Hay un temor latente de que se repitan los hechos del pasado. Las comunidades temen una nueva masacre como la ocurrida en la madrugada del 11 de mayo del año 2000 en Sabaletas. Y que suceda nuevamente la tragedia ambiental del 2001, debido a que actualmente la hidroeléctrica tiene más sedimento del que vaciaron hace veinte años y se desconoce cuál va a ser el procedimiento para su evacuación.

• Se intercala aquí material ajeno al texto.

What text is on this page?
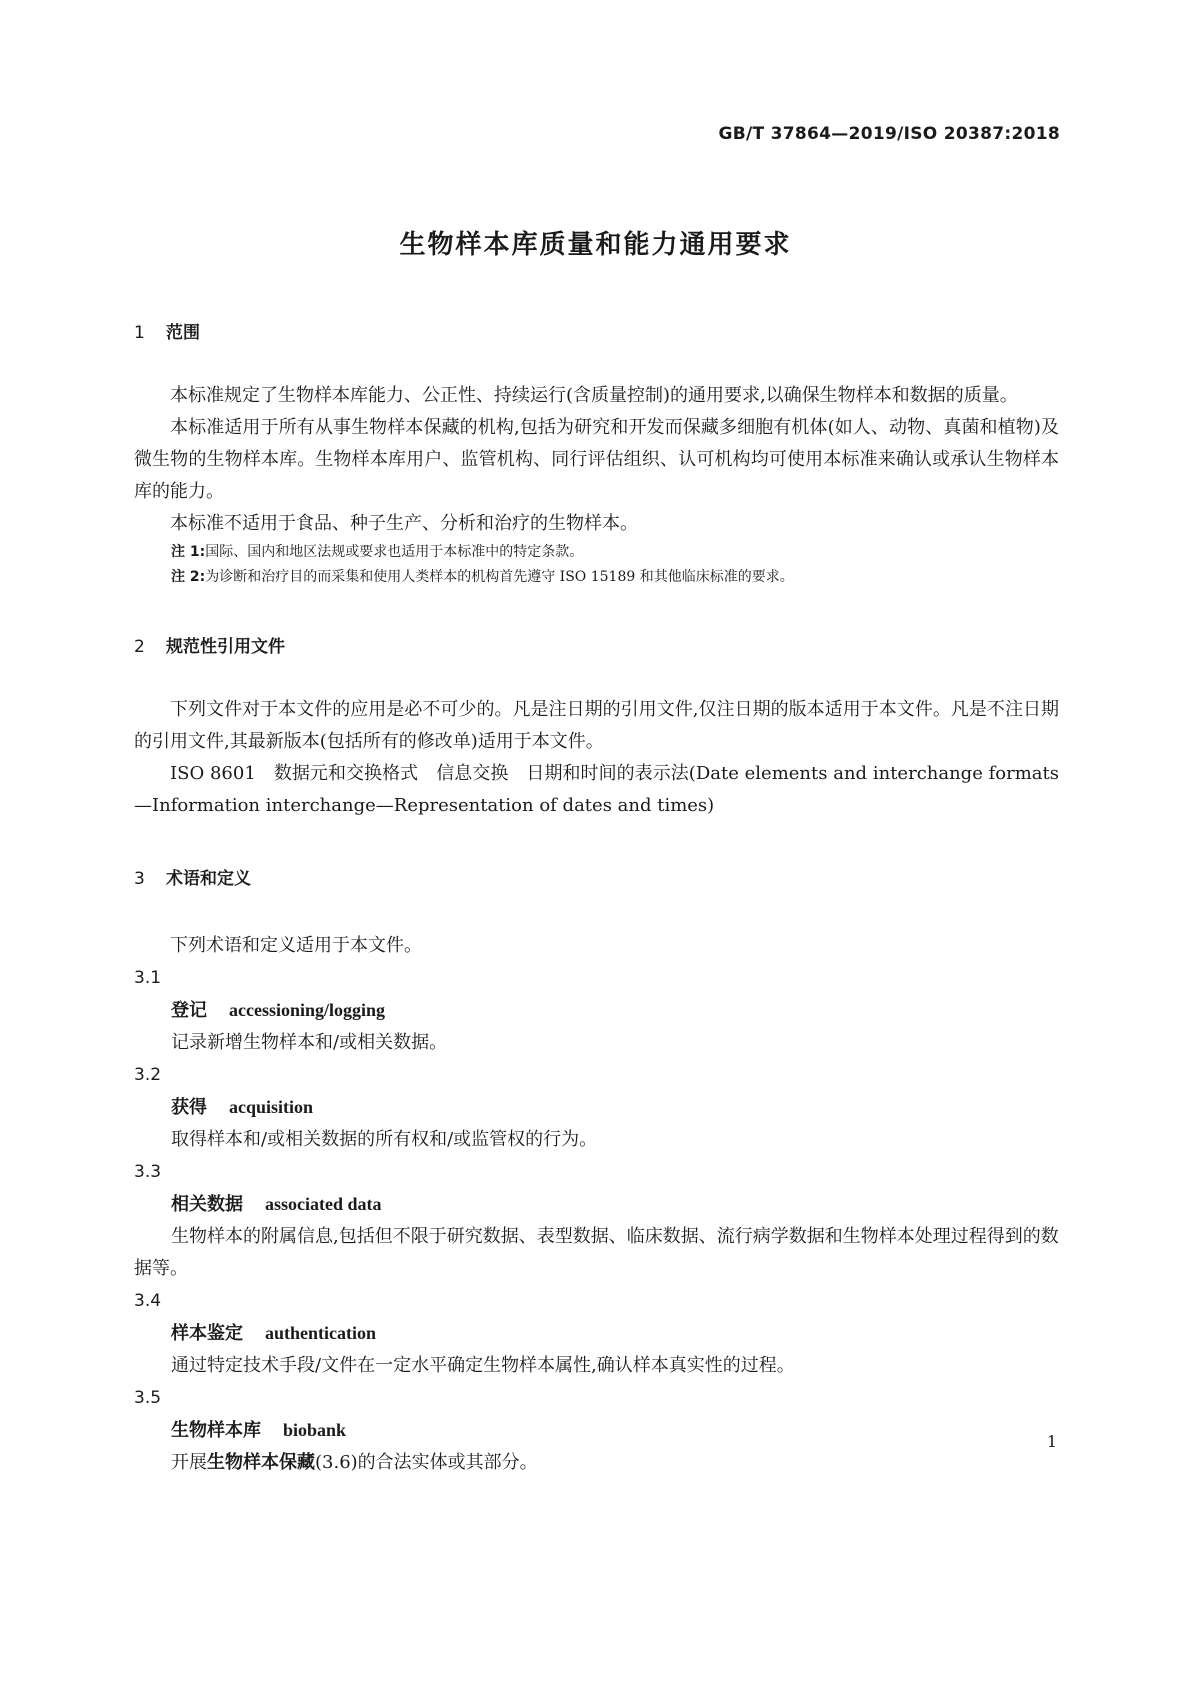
GB/T 37864—2019/ISO 20387:2018
生物样本库质量和能力通用要求
1 范围

本标准规定了生物样本库能力、公正性、持续运行(含质量控制)的通用要求,以确保生物样本和数据的质量。

本标准适用于所有从事生物样本保藏的机构,包括为研究和开发而保藏多细胞有机体(如人、动物、真菌和植物)及微生物的生物样本库。生物样本库用户、监管机构、同行评估组织、认可机构均可使用本标准来确认或承认生物样本库的能力。

本标准不适用于食品、种子生产、分析和治疗的生物样本。

注 1:国际、国内和地区法规或要求也适用于本标准中的特定条款。

注 2:为诊断和治疗目的而采集和使用人类样本的机构首先遵守 ISO 15189 和其他临床标准的要求。

2 规范性引用文件

下列文件对于本文件的应用是必不可少的。凡是注日期的引用文件,仅注日期的版本适用于本文件。凡是不注日期的引用文件,其最新版本(包括所有的修改单)适用于本文件。

ISO 8601　数据元和交换格式　信息交换　日期和时间的表示法(Date elements and interchange formats—Information interchange—Representation of dates and times)

3 术语和定义

下列术语和定义适用于本文件。

3.1
登记 accessioning/logging

记录新增生物样本和/或相关数据。

3.2
获得 acquisition

取得样本和/或相关数据的所有权和/或监管权的行为。

3.3
相关数据 associated data

生物样本的附属信息,包括但不限于研究数据、表型数据、临床数据、流行病学数据和生物样本处理过程得到的数据等。

3.4
样本鉴定 authentication

通过特定技术手段/文件在一定水平确定生物样本属性,确认样本真实性的过程。

3.5
生物样本库 biobank

开展生物样本保藏(3.6)的合法实体或其部分。

1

Este temor se manifiesta con el vaciamiento del territorio. En Anchicayá se viene presentando una serie de desplazamientos individuales, gota a gota, que es casi imperceptible desde afuera porque pocas veces son denunciados. Pero cuando se transita por el río y se camina por las veredas, se ven las casas abandonadas, perros en las calles sin nadie que los alimente y calles desoladas. Poco a poco el territorio se va quedando sin vida.


Actualización de la noticia 14 de junio


Mediante un comunicado del Proceso de Comunidades Negras, el Consejo Comunitario Mayor del río Anchicaya y la organización Étnico Territorial UNUIRA informaron que el líder comunitario Omar Delgado afortunadamente fue devuelto a su casa en buenas condiciones.